In videos, description and timestamps play an important role in the choosing process of the right video to watch. The main idea of the proposed project (Video Bite) is to generate description and times-tamps for videos automatically. Video Bite plays an extremely important role in reducing time consumption, as it shall save time for users from watching wrong unwanted videos and shall save time using timestamps and click-baits to watch only the desired part of the video. The summarizing of video will depend on frames,emotions and speech summarization, summarizing the video at first based on frames and then summarizing of the audio occurs and at last the fusion happens between both summarization in order to get a meaningful accurate description for the video.

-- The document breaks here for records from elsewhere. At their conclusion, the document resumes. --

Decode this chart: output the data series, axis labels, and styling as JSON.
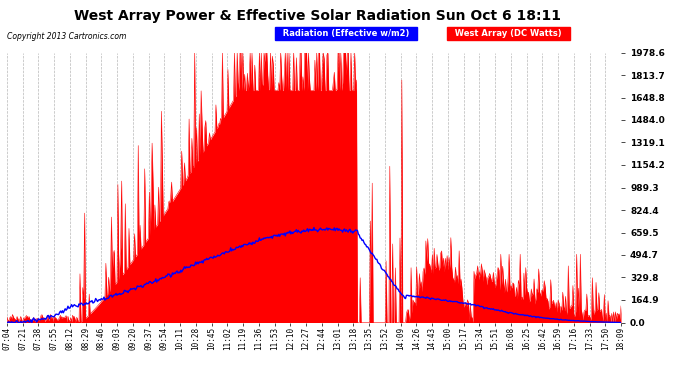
{
  "title": "West Array Power & Effective Solar Radiation Sun Oct 6 18:11",
  "copyright": "Copyright 2013 Cartronics.com",
  "legend_labels": [
    "Radiation (Effective w/m2)",
    "West Array (DC Watts)"
  ],
  "y_ticks": [
    0.0,
    164.9,
    329.8,
    494.7,
    659.5,
    824.4,
    989.3,
    1154.2,
    1319.1,
    1484.0,
    1648.8,
    1813.7,
    1978.6
  ],
  "y_max": 1978.6,
  "y_min": 0.0,
  "background_color": "#ffffff",
  "plot_bg_color": "#ffffff",
  "grid_color": "#b0b0b0",
  "x_labels": [
    "07:04",
    "07:21",
    "07:38",
    "07:55",
    "08:12",
    "08:29",
    "08:46",
    "09:03",
    "09:20",
    "09:37",
    "09:54",
    "10:11",
    "10:28",
    "10:45",
    "11:02",
    "11:19",
    "11:36",
    "11:53",
    "12:10",
    "12:27",
    "12:44",
    "13:01",
    "13:18",
    "13:35",
    "13:52",
    "14:09",
    "14:26",
    "14:43",
    "15:00",
    "15:17",
    "15:34",
    "15:51",
    "16:08",
    "16:25",
    "16:42",
    "16:59",
    "17:16",
    "17:33",
    "17:50",
    "18:09"
  ]
}
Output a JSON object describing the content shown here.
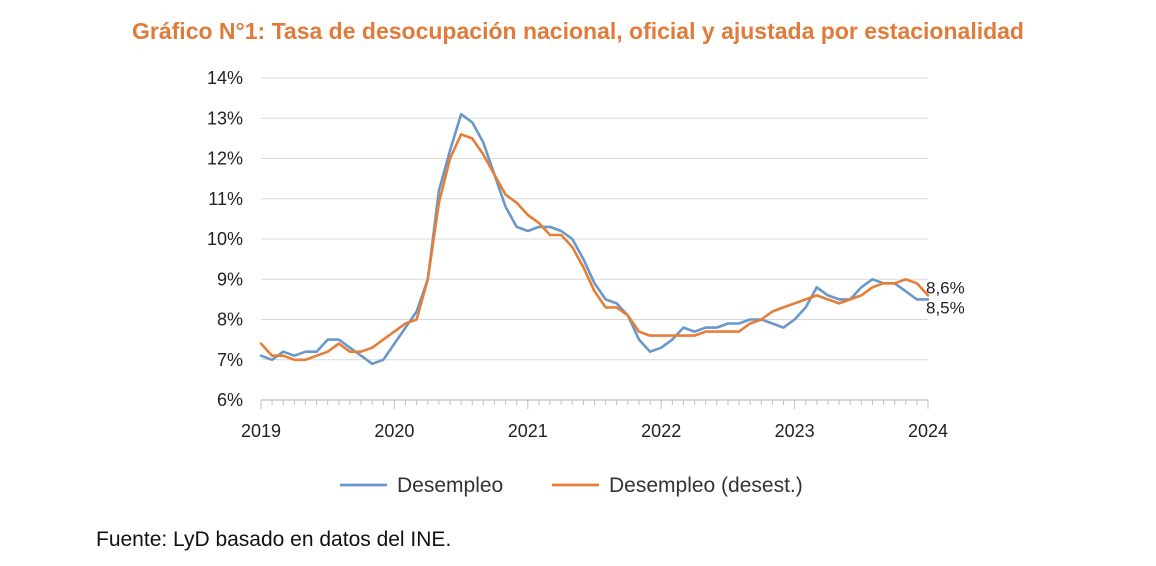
{
  "chart_data": {
    "type": "line",
    "title": "Gráfico N°1: Tasa de desocupación nacional, oficial y ajustada por estacionalidad",
    "xlabel": "",
    "ylabel": "",
    "xlim": [
      2019.0,
      2024.0
    ],
    "ylim": [
      6,
      14
    ],
    "y_ticks": [
      6,
      7,
      8,
      9,
      10,
      11,
      12,
      13,
      14
    ],
    "y_tick_labels": [
      "6%",
      "7%",
      "8%",
      "9%",
      "10%",
      "11%",
      "12%",
      "13%",
      "14%"
    ],
    "x_ticks": [
      2019,
      2020,
      2021,
      2022,
      2023,
      2024
    ],
    "x_tick_labels": [
      "2019",
      "2020",
      "2021",
      "2022",
      "2023",
      "2024"
    ],
    "grid": "horizontal",
    "legend_position": "bottom",
    "x": [
      "2019-01",
      "2019-02",
      "2019-03",
      "2019-04",
      "2019-05",
      "2019-06",
      "2019-07",
      "2019-08",
      "2019-09",
      "2019-10",
      "2019-11",
      "2019-12",
      "2020-01",
      "2020-02",
      "2020-03",
      "2020-04",
      "2020-05",
      "2020-06",
      "2020-07",
      "2020-08",
      "2020-09",
      "2020-10",
      "2020-11",
      "2020-12",
      "2021-01",
      "2021-02",
      "2021-03",
      "2021-04",
      "2021-05",
      "2021-06",
      "2021-07",
      "2021-08",
      "2021-09",
      "2021-10",
      "2021-11",
      "2021-12",
      "2022-01",
      "2022-02",
      "2022-03",
      "2022-04",
      "2022-05",
      "2022-06",
      "2022-07",
      "2022-08",
      "2022-09",
      "2022-10",
      "2022-11",
      "2022-12",
      "2023-01",
      "2023-02",
      "2023-03",
      "2023-04",
      "2023-05",
      "2023-06",
      "2023-07",
      "2023-08",
      "2023-09",
      "2023-10",
      "2023-11",
      "2023-12",
      "2024-01"
    ],
    "series": [
      {
        "name": "Desempleo",
        "color": "#6A98CC",
        "values": [
          7.1,
          7.0,
          7.2,
          7.1,
          7.2,
          7.2,
          7.5,
          7.5,
          7.3,
          7.1,
          6.9,
          7.0,
          7.4,
          7.8,
          8.2,
          9.0,
          11.2,
          12.2,
          13.1,
          12.9,
          12.4,
          11.6,
          10.8,
          10.3,
          10.2,
          10.3,
          10.3,
          10.2,
          10.0,
          9.5,
          8.9,
          8.5,
          8.4,
          8.1,
          7.5,
          7.2,
          7.3,
          7.5,
          7.8,
          7.7,
          7.8,
          7.8,
          7.9,
          7.9,
          8.0,
          8.0,
          7.9,
          7.8,
          8.0,
          8.3,
          8.8,
          8.6,
          8.5,
          8.5,
          8.8,
          9.0,
          8.9,
          8.9,
          8.7,
          8.5,
          8.5
        ]
      },
      {
        "name": "Desempleo (desest.)",
        "color": "#E67E36",
        "values": [
          7.4,
          7.1,
          7.1,
          7.0,
          7.0,
          7.1,
          7.2,
          7.4,
          7.2,
          7.2,
          7.3,
          7.5,
          7.7,
          7.9,
          8.0,
          9.0,
          10.9,
          12.0,
          12.6,
          12.5,
          12.1,
          11.6,
          11.1,
          10.9,
          10.6,
          10.4,
          10.1,
          10.1,
          9.8,
          9.3,
          8.7,
          8.3,
          8.3,
          8.1,
          7.7,
          7.6,
          7.6,
          7.6,
          7.6,
          7.6,
          7.7,
          7.7,
          7.7,
          7.7,
          7.9,
          8.0,
          8.2,
          8.3,
          8.4,
          8.5,
          8.6,
          8.5,
          8.4,
          8.5,
          8.6,
          8.8,
          8.9,
          8.9,
          9.0,
          8.9,
          8.6
        ]
      }
    ],
    "end_labels": [
      {
        "text": "8,6%",
        "series": "Desempleo (desest.)"
      },
      {
        "text": "8,5%",
        "series": "Desempleo"
      }
    ]
  },
  "source_note": "Fuente: LyD basado en datos del INE."
}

1.1 Purpose of this document

The main purpose of this SRS document is to illustrate and outline the requirements for our graduation project (Video Bite). That is mainly generating summarized descriptions for videos based on their audio, video, and emotions all together. Besides creating timestamps for the video to describe what is happening in each part. Our aim is to save users who search for video time and make it easier for content creators to generate their own description.

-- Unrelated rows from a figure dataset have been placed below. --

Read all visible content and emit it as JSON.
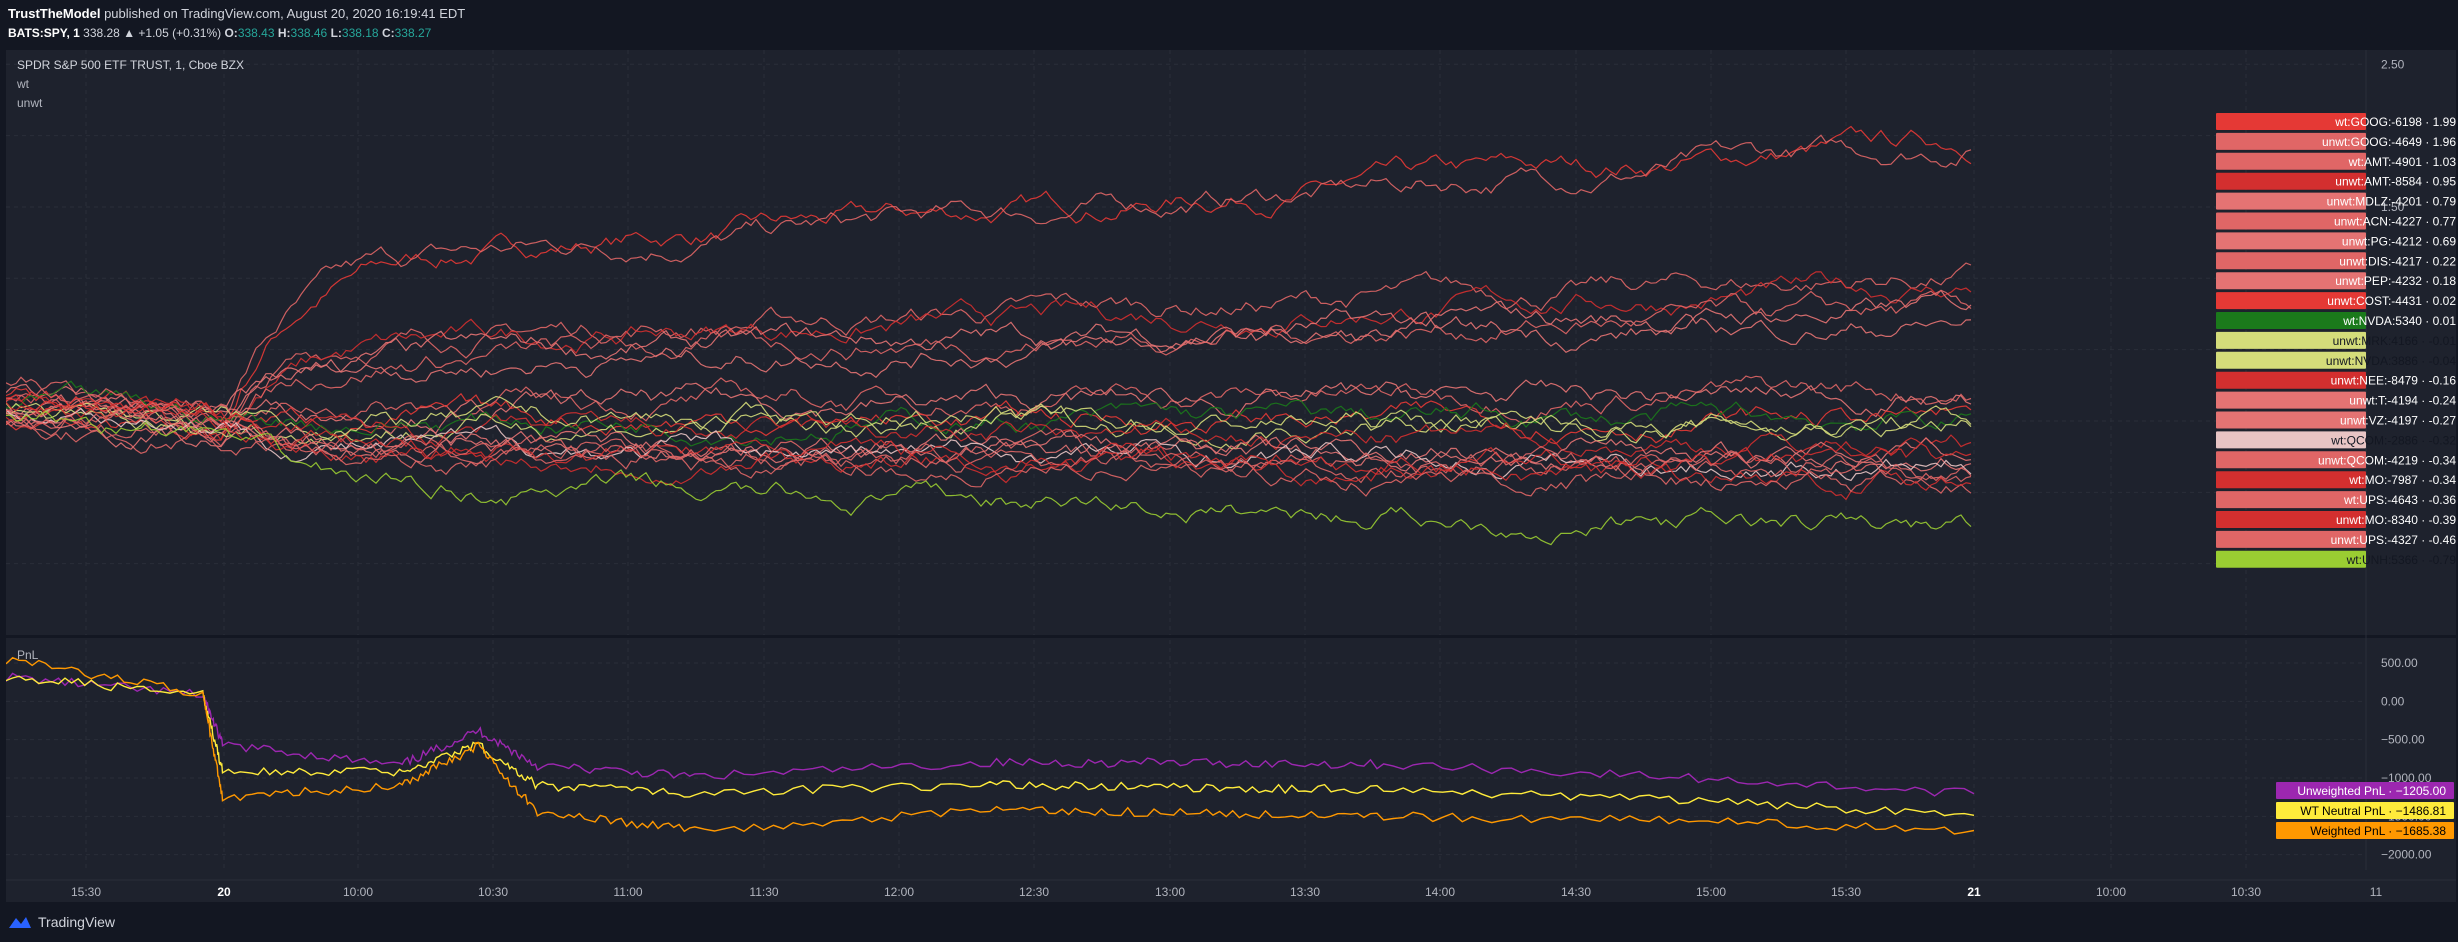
{
  "header": {
    "author": "TrustTheModel",
    "published": "published on TradingView.com, August 20, 2020 16:19:41 EDT",
    "symbol": "BATS:SPY, 1",
    "price": "338.28",
    "change": "▲ +1.05 (+0.31%)",
    "o_label": "O:",
    "o": "338.43",
    "h_label": "H:",
    "h": "338.46",
    "l_label": "L:",
    "l": "338.18",
    "c_label": "C:",
    "c": "338.27"
  },
  "legend": {
    "instrument": "SPDR S&P 500 ETF TRUST, 1, Cboe BZX",
    "series1": "wt",
    "series2": "unwt",
    "pnl": "PnL"
  },
  "chart_data": [
    {
      "type": "line",
      "panel": "main",
      "ylim": [
        -1.5,
        2.6
      ],
      "y_ticks": [
        "2.50",
        "1.50"
      ],
      "x_ticks": [
        "15:30",
        "20",
        "10:00",
        "10:30",
        "11:00",
        "11:30",
        "12:00",
        "12:30",
        "13:00",
        "13:30",
        "14:00",
        "14:30",
        "15:00",
        "15:30",
        "21",
        "10:00",
        "10:30",
        "11"
      ],
      "labels": [
        {
          "name": "wt:GOOG:-6198",
          "value": "1.99",
          "color": "#e53935"
        },
        {
          "name": "unwt:GOOG:-4649",
          "value": "1.96",
          "color": "#e06666"
        },
        {
          "name": "wt:AMT:-4901",
          "value": "1.03",
          "color": "#e06666"
        },
        {
          "name": "unwt:AMT:-8584",
          "value": "0.95",
          "color": "#d32f2f"
        },
        {
          "name": "unwt:MDLZ:-4201",
          "value": "0.79",
          "color": "#e57373"
        },
        {
          "name": "unwt:ACN:-4227",
          "value": "0.77",
          "color": "#e06666"
        },
        {
          "name": "unwt:PG:-4212",
          "value": "0.69",
          "color": "#e57373"
        },
        {
          "name": "unwt:DIS:-4217",
          "value": "0.22",
          "color": "#e06666"
        },
        {
          "name": "unwt:PEP:-4232",
          "value": "0.18",
          "color": "#e57373"
        },
        {
          "name": "unwt:COST:-4431",
          "value": "0.02",
          "color": "#e53935"
        },
        {
          "name": "wt:NVDA:5340",
          "value": "0.01",
          "color": "#1b7a1b"
        },
        {
          "name": "unwt:MRK:4166",
          "value": "-0.01",
          "color": "#d4dc7a"
        },
        {
          "name": "unwt:NVDA:3886",
          "value": "-0.04",
          "color": "#d4dc7a"
        },
        {
          "name": "unwt:NEE:-8479",
          "value": "-0.16",
          "color": "#d32f2f"
        },
        {
          "name": "unwt:T:-4194",
          "value": "-0.24",
          "color": "#e57373"
        },
        {
          "name": "unwt:VZ:-4197",
          "value": "-0.27",
          "color": "#e57373"
        },
        {
          "name": "wt:QCOM:-2886",
          "value": "-0.32",
          "color": "#e8c4c4"
        },
        {
          "name": "unwt:QCOM:-4219",
          "value": "-0.34",
          "color": "#e06666"
        },
        {
          "name": "wt:MO:-7987",
          "value": "-0.34",
          "color": "#d32f2f"
        },
        {
          "name": "wt:UPS:-4643",
          "value": "-0.36",
          "color": "#e06666"
        },
        {
          "name": "unwt:MO:-8340",
          "value": "-0.39",
          "color": "#d32f2f"
        },
        {
          "name": "unwt:UPS:-4327",
          "value": "-0.46",
          "color": "#e06666"
        },
        {
          "name": "wt:UNH:5366",
          "value": "-0.79",
          "color": "#9acd32"
        }
      ]
    },
    {
      "type": "line",
      "panel": "pnl",
      "ylim": [
        -2200,
        800
      ],
      "y_ticks": [
        "500.00",
        "0.00",
        "−500.00",
        "−1000.00",
        "−1500.00",
        "−2000.00"
      ],
      "series": [
        {
          "name": "Unweighted PnL",
          "value": "−1205.00",
          "color": "#9c27b0",
          "label_color": "#ffffff",
          "points": [
            [
              0,
              320
            ],
            [
              0.1,
              80
            ],
            [
              0.11,
              -560
            ],
            [
              0.2,
              -840
            ],
            [
              0.24,
              -380
            ],
            [
              0.27,
              -840
            ],
            [
              0.35,
              -980
            ],
            [
              0.5,
              -800
            ],
            [
              0.6,
              -800
            ],
            [
              0.7,
              -820
            ],
            [
              0.85,
              -990
            ],
            [
              1,
              -1205
            ]
          ]
        },
        {
          "name": "WT Neutral PnL",
          "value": "−1486.81",
          "color": "#ffeb3b",
          "label_color": "#000000",
          "points": [
            [
              0,
              330
            ],
            [
              0.1,
              80
            ],
            [
              0.11,
              -900
            ],
            [
              0.2,
              -920
            ],
            [
              0.24,
              -560
            ],
            [
              0.27,
              -1100
            ],
            [
              0.35,
              -1200
            ],
            [
              0.5,
              -1080
            ],
            [
              0.6,
              -1130
            ],
            [
              0.7,
              -1150
            ],
            [
              0.85,
              -1280
            ],
            [
              1,
              -1487
            ]
          ]
        },
        {
          "name": "Weighted PnL",
          "value": "−1685.38",
          "color": "#ff9800",
          "label_color": "#000000",
          "points": [
            [
              0,
              550
            ],
            [
              0.1,
              100
            ],
            [
              0.11,
              -1250
            ],
            [
              0.2,
              -1100
            ],
            [
              0.24,
              -580
            ],
            [
              0.27,
              -1450
            ],
            [
              0.35,
              -1680
            ],
            [
              0.5,
              -1430
            ],
            [
              0.6,
              -1450
            ],
            [
              0.7,
              -1500
            ],
            [
              0.85,
              -1560
            ],
            [
              1,
              -1685
            ]
          ]
        }
      ]
    }
  ],
  "footer": {
    "brand": "TradingView"
  }
}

1.2 Scope of this document

Our system Video bite is aimed to help people dealing with videos. It helps them to find accurate description for any video so they do not waste time watching unrelated videos. The users will get description and timestamps for the selected video. These will also help content creators to generate their video descriptions, keywords and timestamps.

1.3 System Overview

The proposed system implements a new way for summarizing videos based on their audio, video,and emotions all together. That aims to achieve a good readable and accurate description of video. Moreover, the fusion of the summarized texts outputted from audio, video, and emotions. To get one summarized text at the end that could be a meaningful description for the video We conducted a survey to ask about the importance of videos for people. Also to check if they create videos or not and ask about their uploading process. Survey results showed that 73.5% of the respondents did not create or upload videos to any video platforms. However, for the 26.5% who do upload videos, 33.3% of them do not write a description for their videos . Sometimes, they write only a few words that do not describe the actual video content. 87.2% of them agreed if they had such a tool, they would use it.The proposed system overview is shown in figure 1 which includes the following steps:

1. Every couple of seconds, the video is separated into smaller videos. This splitting is done according to scenes hence each video into frames and audio.

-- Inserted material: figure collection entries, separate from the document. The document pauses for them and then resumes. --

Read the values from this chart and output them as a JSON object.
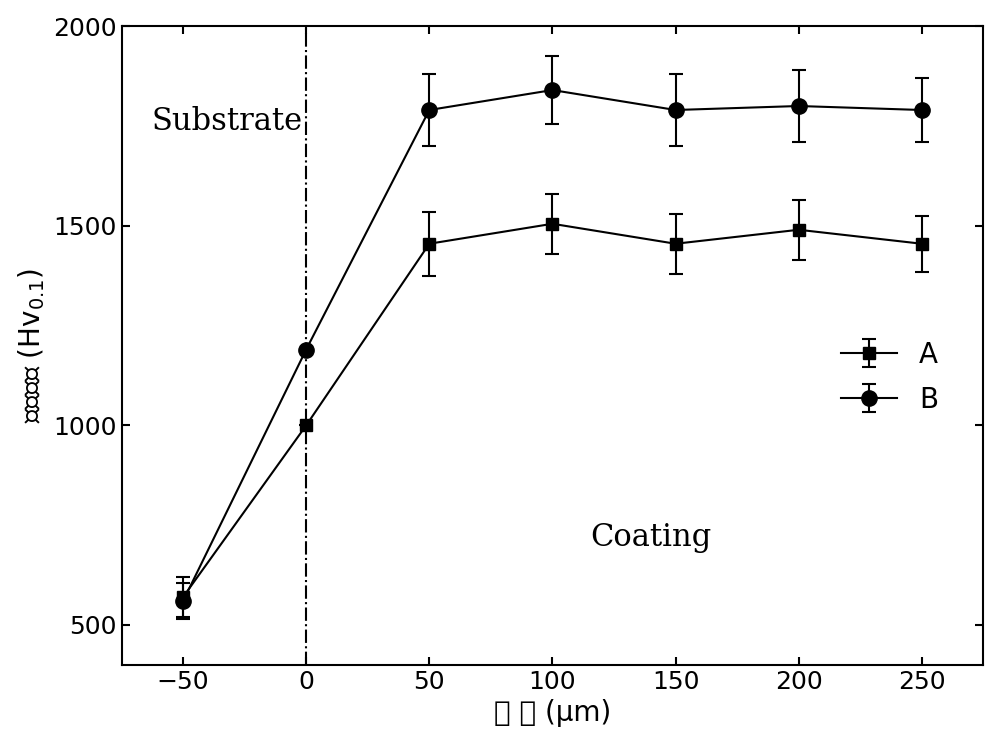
{
  "x": [
    -50,
    0,
    50,
    100,
    150,
    200,
    250
  ],
  "series_A": {
    "y": [
      570,
      1000,
      1455,
      1505,
      1455,
      1490,
      1455
    ],
    "yerr": [
      50,
      0,
      80,
      75,
      75,
      75,
      70
    ],
    "label": "A",
    "marker": "s",
    "color": "#000000"
  },
  "series_B": {
    "y": [
      560,
      1190,
      1790,
      1840,
      1790,
      1800,
      1790
    ],
    "yerr": [
      45,
      0,
      90,
      85,
      90,
      90,
      80
    ],
    "label": "B",
    "marker": "o",
    "color": "#000000"
  },
  "vline_x": 0,
  "xlabel": "距 离 (μm)",
  "ylabel": "显微硬度 (Hv$_{0.1}$)",
  "ylim": [
    400,
    2000
  ],
  "yticks": [
    500,
    1000,
    1500,
    2000
  ],
  "xlim": [
    -75,
    275
  ],
  "xticks": [
    -50,
    0,
    50,
    100,
    150,
    200,
    250
  ],
  "substrate_label": "Substrate",
  "coating_label": "Coating",
  "substrate_x": -63,
  "substrate_y": 1760,
  "coating_x": 140,
  "coating_y": 720,
  "background_color": "#ffffff",
  "font_size_labels": 20,
  "font_size_ticks": 18,
  "font_size_annotations": 22,
  "font_size_legend": 20
}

2. Each frame of the smaller videos frames is passed through the preprocessing phase. The frames and audio will be preprocessed by removing blurry scenes and noisy audio.

3. The audio is transcribed into text by applying speech to text recognition. The output is a text and then passed to LSTM and CNN models.

4. The three text outputted descriptions are fused together to output a summarized fused meanngful text.

5. Repetition of this process occur to complete the remaining of all smaller videos.

6. An abstractive summarization would be then applied to text using Natural Language Processing (NLP) techniques.

7. NLP is used to produce the video description and timestamps. Having cuts at the scenes and labeling it help finding it later.

1.4 System Scope

• Summarize the video according to frames.

• Summarize the video according to audio.

• Summarize the video according to emotions.

• Fusion these 3 summaries.

• Time-stamping video.

• Extraction of video’s main keywords.